04/28/2023 - Exciting lectures, interactive workshops - that was the 12th edition of Girls´Day at PIK. Twenty schoolgirls aged from 12 - 16 years had the opportunity to look behind the scenes of the institute for one day.
Girls' Day at PIK: A day as a climate researcher
One of the programme highlights: the ocean current simulation experiment. Photo: PIK/Timea Campedelli

Girls' Day is a career orientation project for schoolgirls that offers girls the opportunity to learn about occupational fields in which women are still underrepresented. The aim is to awaken and promote girls' interest in these fields.

This year, the program was again held on site in Potsdam, after previous years were only hosted online due to the pandemic. The schoolgirls began with a historical tour of the Telegrafenberg Science Park, where PIK is located. Afterwards, PIK researcher Annika Stechemesser gave a lecture on the topic "Quite warm here - how climate change will change our lives". Here, the girls gained insight into the effects of climate change on hate messages on the Internet.

Another item on the program was an interactive ocean current simulation experiment in which the participants were able to investigate the effects of temperature changes on the entire system. In addition, Maria Martin, physicist and scientific advisor at PIK, gave a presentation about her life and her time as a researcher. The girls were particularly interested in anecdotes and pictures about her Antarctic expedition.

The highlight of Girls' Day at PIK was the role play of an international world climate conference. Here, the participants were divided into three groups of countries, which fought for their interests and points of view. Through the simulation game, the girls  were able to apply and deepen their knowledge about climate change and its effects. Despite differing opinions, the groups finally agreed on a target that corresponds to a global warming of up to 2-4 degrees.

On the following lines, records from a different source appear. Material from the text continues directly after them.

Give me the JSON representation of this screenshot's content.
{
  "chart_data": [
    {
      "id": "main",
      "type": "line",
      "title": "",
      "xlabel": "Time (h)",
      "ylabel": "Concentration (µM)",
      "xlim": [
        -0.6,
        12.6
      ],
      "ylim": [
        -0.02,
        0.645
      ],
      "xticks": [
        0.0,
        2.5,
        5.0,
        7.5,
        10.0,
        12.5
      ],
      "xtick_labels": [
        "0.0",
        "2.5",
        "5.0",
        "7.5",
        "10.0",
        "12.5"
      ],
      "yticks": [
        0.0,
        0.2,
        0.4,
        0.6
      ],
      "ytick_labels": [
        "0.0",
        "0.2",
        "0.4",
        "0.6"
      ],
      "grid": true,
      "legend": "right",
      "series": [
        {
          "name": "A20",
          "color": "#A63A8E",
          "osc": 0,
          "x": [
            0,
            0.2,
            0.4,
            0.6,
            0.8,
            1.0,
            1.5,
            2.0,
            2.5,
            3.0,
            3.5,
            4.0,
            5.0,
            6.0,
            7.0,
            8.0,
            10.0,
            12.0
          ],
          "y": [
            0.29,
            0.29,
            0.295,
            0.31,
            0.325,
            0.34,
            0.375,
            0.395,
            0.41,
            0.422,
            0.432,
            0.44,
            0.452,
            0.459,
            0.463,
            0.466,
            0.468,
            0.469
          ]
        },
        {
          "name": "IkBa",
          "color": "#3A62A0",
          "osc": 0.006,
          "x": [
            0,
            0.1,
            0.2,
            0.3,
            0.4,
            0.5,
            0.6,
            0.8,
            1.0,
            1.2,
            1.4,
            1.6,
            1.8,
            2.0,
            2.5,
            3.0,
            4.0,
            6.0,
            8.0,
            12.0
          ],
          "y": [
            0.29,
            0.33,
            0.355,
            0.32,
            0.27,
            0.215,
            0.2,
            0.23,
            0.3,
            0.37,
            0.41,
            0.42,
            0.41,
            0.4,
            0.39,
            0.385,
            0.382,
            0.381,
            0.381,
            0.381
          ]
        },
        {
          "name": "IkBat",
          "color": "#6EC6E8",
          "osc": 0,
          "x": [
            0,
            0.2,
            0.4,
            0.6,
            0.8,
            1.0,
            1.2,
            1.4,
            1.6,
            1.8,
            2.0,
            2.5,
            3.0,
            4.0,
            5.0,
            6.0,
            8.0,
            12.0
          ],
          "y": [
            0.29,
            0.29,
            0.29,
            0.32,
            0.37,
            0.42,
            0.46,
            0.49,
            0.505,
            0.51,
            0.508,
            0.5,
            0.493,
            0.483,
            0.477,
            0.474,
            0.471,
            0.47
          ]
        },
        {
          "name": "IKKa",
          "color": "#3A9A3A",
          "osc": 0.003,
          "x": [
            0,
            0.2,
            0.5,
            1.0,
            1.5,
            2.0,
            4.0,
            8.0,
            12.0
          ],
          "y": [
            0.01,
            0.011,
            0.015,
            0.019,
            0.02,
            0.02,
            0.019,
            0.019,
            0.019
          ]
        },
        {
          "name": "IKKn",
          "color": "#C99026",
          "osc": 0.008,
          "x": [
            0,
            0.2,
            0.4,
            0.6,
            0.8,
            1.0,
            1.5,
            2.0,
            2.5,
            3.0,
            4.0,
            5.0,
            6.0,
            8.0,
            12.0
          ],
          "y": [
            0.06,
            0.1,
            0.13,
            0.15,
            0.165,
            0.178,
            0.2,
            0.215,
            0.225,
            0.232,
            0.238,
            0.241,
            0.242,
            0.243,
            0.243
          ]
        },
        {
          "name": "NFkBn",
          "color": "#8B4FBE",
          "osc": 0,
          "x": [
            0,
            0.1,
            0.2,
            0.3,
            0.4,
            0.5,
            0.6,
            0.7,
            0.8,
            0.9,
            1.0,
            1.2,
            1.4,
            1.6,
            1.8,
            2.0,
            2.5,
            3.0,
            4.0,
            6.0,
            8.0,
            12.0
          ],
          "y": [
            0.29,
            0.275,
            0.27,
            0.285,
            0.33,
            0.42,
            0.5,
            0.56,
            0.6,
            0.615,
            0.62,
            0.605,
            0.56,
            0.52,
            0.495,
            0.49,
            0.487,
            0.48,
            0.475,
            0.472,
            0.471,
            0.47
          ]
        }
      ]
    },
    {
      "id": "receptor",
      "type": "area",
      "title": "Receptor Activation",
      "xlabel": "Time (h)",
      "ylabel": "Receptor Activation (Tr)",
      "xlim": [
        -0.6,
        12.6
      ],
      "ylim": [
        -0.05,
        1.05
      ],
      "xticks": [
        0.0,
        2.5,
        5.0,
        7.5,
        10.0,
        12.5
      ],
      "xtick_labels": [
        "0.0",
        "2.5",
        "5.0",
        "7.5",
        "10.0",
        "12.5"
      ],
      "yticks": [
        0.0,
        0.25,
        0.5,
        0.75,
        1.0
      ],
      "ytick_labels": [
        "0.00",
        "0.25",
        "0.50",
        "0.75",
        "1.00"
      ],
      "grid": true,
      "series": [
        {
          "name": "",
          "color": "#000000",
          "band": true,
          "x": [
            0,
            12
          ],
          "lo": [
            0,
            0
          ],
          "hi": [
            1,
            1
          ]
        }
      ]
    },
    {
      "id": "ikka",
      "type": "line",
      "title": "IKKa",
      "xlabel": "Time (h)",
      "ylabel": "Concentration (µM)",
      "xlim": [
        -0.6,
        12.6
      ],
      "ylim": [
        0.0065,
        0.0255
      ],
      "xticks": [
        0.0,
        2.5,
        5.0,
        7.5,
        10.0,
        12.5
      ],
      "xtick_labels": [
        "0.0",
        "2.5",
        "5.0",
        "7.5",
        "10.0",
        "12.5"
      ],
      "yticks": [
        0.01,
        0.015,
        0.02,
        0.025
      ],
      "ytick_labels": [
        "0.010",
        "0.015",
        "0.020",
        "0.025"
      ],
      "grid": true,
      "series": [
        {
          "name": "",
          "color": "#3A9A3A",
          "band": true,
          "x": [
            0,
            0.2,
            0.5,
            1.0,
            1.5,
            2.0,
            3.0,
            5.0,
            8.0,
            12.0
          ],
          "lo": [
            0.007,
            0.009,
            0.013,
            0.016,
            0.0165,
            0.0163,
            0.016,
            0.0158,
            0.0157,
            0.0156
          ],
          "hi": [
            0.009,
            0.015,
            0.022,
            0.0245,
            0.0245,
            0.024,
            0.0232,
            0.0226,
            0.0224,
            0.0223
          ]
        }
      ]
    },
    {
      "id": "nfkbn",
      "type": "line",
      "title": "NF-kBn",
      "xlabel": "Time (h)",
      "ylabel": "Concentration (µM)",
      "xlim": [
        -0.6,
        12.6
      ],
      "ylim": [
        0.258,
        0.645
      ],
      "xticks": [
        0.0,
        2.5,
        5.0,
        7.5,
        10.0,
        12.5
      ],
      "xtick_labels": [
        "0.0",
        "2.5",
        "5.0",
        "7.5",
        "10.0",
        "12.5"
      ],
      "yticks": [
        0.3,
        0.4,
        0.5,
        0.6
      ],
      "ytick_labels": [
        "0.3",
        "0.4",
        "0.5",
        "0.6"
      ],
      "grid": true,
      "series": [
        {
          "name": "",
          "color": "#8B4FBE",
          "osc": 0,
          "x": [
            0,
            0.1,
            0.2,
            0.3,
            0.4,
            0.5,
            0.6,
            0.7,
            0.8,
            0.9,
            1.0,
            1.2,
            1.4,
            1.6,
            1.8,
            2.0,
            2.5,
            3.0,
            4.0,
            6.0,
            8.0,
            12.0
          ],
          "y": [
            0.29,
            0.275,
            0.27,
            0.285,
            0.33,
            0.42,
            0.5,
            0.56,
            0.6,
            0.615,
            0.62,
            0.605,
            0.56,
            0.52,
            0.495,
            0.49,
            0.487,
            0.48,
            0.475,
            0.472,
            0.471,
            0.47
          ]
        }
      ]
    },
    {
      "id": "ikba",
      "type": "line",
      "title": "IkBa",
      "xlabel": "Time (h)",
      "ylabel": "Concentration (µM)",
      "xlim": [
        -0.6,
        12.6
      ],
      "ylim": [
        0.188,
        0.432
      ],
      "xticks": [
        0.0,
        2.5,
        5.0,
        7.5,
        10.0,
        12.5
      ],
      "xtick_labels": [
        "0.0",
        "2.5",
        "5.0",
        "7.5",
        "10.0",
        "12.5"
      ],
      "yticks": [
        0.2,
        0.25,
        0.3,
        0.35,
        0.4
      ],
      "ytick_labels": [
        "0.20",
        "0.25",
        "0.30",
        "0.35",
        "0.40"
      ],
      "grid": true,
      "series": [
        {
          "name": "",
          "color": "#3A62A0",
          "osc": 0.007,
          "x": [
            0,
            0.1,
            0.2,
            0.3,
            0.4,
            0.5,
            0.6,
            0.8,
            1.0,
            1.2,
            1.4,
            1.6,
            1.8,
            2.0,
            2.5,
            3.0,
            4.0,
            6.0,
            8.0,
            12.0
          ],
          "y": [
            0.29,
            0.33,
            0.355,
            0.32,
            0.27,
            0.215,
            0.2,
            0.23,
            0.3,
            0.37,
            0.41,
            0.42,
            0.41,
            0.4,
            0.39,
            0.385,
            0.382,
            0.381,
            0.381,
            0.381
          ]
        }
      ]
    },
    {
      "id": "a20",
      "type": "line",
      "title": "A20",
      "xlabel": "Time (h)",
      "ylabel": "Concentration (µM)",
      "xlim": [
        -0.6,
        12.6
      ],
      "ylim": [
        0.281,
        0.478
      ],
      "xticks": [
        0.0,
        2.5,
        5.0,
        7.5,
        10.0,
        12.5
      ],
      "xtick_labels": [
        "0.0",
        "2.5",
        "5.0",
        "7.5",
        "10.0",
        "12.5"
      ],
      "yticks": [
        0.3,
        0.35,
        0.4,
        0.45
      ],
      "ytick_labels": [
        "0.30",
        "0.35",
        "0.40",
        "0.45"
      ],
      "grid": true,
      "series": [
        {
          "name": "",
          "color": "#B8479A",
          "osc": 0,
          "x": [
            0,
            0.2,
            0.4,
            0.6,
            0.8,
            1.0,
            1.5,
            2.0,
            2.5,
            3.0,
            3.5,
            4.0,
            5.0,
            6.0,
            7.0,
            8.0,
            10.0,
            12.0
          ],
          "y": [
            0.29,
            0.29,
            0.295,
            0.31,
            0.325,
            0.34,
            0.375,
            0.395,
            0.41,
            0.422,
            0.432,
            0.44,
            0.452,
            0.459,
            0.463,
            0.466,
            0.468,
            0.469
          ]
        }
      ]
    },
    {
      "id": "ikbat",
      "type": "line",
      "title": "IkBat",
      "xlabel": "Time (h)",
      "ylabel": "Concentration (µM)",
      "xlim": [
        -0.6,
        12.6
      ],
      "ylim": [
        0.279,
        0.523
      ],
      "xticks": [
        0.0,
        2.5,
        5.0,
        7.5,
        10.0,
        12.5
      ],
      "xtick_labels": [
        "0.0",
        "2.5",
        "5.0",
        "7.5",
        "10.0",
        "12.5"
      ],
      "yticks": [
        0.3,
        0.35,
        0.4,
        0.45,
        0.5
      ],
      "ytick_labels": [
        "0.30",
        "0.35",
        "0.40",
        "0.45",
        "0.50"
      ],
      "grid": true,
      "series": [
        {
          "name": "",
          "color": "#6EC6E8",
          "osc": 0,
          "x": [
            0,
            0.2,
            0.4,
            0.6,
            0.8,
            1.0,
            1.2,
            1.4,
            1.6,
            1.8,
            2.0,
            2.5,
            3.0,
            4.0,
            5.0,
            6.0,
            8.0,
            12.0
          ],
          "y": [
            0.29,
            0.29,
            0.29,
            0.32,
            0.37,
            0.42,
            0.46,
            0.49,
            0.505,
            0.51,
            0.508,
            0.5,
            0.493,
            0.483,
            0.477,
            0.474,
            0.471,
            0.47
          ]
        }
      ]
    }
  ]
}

The participants gained an insight into the work of climate researchers and were able to engage with various aspects of climate change. The interactive workshops and lectures offered the schoolgirls a varied and interesting opportunity to deal with an important social issue. Girls'Day thus makes an important contribution to promoting girls in STEM professions and is funded by the German Federal Ministry for Family Affairs, Senior Citizens, Women and Youth (BMFSFJ) and the German Federal Ministry of Education and Research (BMBF).